The butterfly effect and the environment

You’ve probably heard the old saying that goes along the lines of “a butterfly flaps its wings in the Amazon and an earthquake occurs in China”.

This is a rather exaggerated example of what is known as the butterfly effect; that little things can spark off major disturbances.

On my property in the outback, I see quite a few dust devils. While not having the destructive force of a tornado ( they can reach about 75mph wind speed), they can be quite eerie and make a bit of a mess.

I learned very quickly not to forget to weigh my mobile solar panel rig down, even on calm days. On one occasion, I watched it being picked up by a dust devil (the rig weighs about 35 pounds), seemed to magically hang in the air for a few seconds before being dumped glass face down onto a rocky area.

Dust devils usually occur on hot, still days. On the most active days, it gets so warm that the place goes deathly quiet as all the creatures seek shelter.

Usually at some point on these days, I’ll hear a “whoomp, whoomp, whoomp” sound and if the dust devil is close enough, I’ll feel the air being sucked into it. I’ve measured this suction reaching approximately 20 miles an hour at a distance of around 50 yards from the dust devil. It’s an extraordinary sensation; like standing in front of a large vacuum cleaner.

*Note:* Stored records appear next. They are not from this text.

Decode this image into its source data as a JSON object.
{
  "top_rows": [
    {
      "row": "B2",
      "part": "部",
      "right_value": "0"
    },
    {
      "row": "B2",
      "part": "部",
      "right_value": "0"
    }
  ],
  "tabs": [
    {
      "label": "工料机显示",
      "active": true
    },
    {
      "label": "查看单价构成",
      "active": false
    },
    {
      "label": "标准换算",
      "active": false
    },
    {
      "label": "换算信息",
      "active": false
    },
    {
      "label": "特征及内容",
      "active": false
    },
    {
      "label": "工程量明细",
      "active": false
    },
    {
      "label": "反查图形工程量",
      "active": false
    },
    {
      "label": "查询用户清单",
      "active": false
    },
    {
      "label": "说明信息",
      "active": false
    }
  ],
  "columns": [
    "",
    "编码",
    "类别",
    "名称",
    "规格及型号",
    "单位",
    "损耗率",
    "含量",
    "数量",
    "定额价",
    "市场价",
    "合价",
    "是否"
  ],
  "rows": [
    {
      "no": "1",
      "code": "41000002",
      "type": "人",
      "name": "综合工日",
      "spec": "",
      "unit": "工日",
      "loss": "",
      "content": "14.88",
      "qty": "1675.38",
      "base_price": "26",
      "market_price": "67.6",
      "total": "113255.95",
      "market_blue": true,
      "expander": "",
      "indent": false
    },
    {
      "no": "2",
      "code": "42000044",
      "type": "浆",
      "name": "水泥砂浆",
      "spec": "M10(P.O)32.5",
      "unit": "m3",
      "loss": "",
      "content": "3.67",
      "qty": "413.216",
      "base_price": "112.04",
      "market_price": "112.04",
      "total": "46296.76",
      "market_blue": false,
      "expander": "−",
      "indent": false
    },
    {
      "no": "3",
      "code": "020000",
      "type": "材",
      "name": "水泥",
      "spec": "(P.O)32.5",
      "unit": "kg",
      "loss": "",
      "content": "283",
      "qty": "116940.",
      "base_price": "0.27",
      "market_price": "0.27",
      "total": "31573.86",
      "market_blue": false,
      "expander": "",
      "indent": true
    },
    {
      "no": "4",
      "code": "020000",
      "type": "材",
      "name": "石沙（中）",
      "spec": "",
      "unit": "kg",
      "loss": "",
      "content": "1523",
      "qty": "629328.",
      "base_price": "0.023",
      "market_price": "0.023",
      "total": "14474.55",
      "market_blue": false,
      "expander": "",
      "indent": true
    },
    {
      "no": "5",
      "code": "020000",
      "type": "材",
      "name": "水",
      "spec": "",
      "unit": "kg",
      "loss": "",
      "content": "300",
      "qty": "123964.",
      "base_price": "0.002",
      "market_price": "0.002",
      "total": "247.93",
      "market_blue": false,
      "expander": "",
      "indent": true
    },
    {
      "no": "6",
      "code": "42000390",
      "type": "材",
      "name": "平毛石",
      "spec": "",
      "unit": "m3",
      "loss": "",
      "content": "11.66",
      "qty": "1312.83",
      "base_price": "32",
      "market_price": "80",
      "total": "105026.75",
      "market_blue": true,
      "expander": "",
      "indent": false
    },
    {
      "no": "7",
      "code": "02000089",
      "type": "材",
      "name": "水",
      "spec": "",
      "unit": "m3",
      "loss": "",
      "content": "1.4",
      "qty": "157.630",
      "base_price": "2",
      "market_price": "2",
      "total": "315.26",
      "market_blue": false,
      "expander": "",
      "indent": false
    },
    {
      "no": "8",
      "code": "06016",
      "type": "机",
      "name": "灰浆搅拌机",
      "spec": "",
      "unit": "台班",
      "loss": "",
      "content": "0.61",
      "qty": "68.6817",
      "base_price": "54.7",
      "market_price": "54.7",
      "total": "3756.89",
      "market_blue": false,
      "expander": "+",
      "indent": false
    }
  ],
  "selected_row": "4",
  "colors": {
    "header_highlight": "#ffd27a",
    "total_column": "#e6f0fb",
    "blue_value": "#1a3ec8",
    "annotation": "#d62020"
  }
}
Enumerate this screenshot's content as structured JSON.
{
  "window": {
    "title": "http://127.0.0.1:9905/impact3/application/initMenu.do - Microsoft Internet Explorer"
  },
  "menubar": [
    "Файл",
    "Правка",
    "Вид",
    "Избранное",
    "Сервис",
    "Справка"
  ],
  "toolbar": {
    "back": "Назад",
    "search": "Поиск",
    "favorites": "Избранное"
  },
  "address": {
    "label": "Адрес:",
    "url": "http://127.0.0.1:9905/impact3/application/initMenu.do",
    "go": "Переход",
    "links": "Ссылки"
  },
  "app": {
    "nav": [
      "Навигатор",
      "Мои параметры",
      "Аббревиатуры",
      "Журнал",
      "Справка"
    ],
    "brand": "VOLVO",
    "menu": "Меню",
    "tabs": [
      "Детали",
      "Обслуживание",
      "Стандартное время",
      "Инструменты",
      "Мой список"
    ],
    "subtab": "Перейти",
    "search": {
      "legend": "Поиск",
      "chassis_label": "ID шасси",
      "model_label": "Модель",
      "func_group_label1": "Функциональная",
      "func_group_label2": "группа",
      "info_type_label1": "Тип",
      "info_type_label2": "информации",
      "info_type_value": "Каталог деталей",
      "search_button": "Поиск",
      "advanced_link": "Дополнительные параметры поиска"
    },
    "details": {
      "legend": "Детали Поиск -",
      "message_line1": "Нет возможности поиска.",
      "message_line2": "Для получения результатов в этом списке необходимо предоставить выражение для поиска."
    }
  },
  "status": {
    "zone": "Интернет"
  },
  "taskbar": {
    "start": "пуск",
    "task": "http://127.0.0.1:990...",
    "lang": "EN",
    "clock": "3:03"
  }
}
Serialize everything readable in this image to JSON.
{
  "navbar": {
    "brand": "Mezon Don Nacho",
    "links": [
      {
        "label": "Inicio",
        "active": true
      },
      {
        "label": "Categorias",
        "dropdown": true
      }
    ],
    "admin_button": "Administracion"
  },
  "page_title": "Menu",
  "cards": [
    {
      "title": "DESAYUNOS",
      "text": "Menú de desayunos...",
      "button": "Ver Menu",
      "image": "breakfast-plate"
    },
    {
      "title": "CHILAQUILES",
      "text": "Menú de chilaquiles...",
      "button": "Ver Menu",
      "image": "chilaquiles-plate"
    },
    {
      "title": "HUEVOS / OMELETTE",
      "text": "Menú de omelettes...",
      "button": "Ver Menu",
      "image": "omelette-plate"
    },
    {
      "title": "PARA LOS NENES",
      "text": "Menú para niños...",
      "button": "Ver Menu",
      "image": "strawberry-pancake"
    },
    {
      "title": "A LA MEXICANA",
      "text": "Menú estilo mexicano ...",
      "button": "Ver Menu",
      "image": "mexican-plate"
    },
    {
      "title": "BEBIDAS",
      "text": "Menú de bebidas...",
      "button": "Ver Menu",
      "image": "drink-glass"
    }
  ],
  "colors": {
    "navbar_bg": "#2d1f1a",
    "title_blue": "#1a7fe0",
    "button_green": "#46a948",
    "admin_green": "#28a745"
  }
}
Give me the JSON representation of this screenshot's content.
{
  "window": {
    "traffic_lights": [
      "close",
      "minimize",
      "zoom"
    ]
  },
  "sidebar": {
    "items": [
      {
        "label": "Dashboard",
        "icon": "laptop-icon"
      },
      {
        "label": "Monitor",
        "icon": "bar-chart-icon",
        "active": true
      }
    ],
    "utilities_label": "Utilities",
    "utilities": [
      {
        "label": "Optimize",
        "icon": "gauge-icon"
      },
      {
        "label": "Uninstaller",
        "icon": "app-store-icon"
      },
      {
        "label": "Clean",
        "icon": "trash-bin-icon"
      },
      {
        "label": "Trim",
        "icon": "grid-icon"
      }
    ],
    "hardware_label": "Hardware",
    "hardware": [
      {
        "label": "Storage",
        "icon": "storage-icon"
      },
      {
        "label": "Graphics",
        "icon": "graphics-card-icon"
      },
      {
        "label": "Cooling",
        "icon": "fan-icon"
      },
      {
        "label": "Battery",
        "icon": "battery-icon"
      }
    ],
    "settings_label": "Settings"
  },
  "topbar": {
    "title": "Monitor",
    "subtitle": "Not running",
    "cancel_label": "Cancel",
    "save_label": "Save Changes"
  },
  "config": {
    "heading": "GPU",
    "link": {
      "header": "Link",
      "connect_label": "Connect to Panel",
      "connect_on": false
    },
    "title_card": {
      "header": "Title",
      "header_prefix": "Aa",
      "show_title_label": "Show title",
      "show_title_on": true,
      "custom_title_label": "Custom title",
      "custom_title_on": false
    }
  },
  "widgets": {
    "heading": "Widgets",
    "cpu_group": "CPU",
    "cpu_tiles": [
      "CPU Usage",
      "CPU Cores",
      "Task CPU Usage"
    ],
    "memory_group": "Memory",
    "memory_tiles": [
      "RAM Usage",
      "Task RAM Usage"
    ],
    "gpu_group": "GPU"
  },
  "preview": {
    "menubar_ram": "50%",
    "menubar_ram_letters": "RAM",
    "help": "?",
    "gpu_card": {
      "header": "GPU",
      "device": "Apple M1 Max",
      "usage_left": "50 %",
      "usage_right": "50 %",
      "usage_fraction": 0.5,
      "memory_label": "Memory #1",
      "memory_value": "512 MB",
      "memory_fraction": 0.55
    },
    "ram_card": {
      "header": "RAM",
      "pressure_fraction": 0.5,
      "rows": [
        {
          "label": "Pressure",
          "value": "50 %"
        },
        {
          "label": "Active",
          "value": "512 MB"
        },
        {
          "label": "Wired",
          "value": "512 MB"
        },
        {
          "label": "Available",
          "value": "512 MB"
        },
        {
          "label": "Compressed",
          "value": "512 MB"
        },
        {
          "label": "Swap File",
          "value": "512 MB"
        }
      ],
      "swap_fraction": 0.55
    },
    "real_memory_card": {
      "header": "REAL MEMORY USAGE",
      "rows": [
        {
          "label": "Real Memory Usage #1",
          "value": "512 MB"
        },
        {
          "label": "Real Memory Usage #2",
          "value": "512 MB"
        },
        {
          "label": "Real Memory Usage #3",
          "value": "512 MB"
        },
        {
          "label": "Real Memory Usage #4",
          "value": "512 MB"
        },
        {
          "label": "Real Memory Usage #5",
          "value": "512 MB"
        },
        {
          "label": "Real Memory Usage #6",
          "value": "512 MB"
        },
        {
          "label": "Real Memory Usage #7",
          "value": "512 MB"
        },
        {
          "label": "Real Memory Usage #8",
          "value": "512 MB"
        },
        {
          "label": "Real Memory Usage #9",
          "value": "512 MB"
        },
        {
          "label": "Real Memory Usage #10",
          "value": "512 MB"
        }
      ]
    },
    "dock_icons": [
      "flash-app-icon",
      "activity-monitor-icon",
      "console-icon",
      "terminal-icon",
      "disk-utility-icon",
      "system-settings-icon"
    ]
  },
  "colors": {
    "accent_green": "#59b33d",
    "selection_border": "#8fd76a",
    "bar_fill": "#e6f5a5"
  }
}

The dust devil will pass and things return to silence.. until the next one.

They are a fascinating phenomenon, so I’ve been researching a little more on the topic – and this is where the butterfly effect comes in.

Dust devils form when a pocket of particularly hot air at ground level punches through a layer of relatively cooler air above it. The cooler air acts like a sort of blanket, holding the warmer air down until a critical point is reached.

The interesting bit is that something as small as a rabbit moving through the area can create enough disturbance to punch through the layer, and the dust devil formation begins. A dust devil may last under a minute or up to several hours.

So, this hypothetical rabbit moving through a small area can spark a phenomenon that does have the capacity to cause disruption over quite a wide area for a long period of time.

It’s these sorts of things that remind me of my own potential impact on the environment around me – the little things I do that I don’t think have any consequence may indeed do. For example, turning over a rock and not returning it to its original position may make a lizard homeless. A leisurely walk through the bush may startle animals, separating them from their young.

I’m certainly not saying we should deprive ourselves of such wonderful experiences as hiking etc.; but just that while being a human certainly has its perks, along with the intellect and capacity for awareness also comes with a huge responsibility that most of us, including me, haven’t quite grasped the depth of.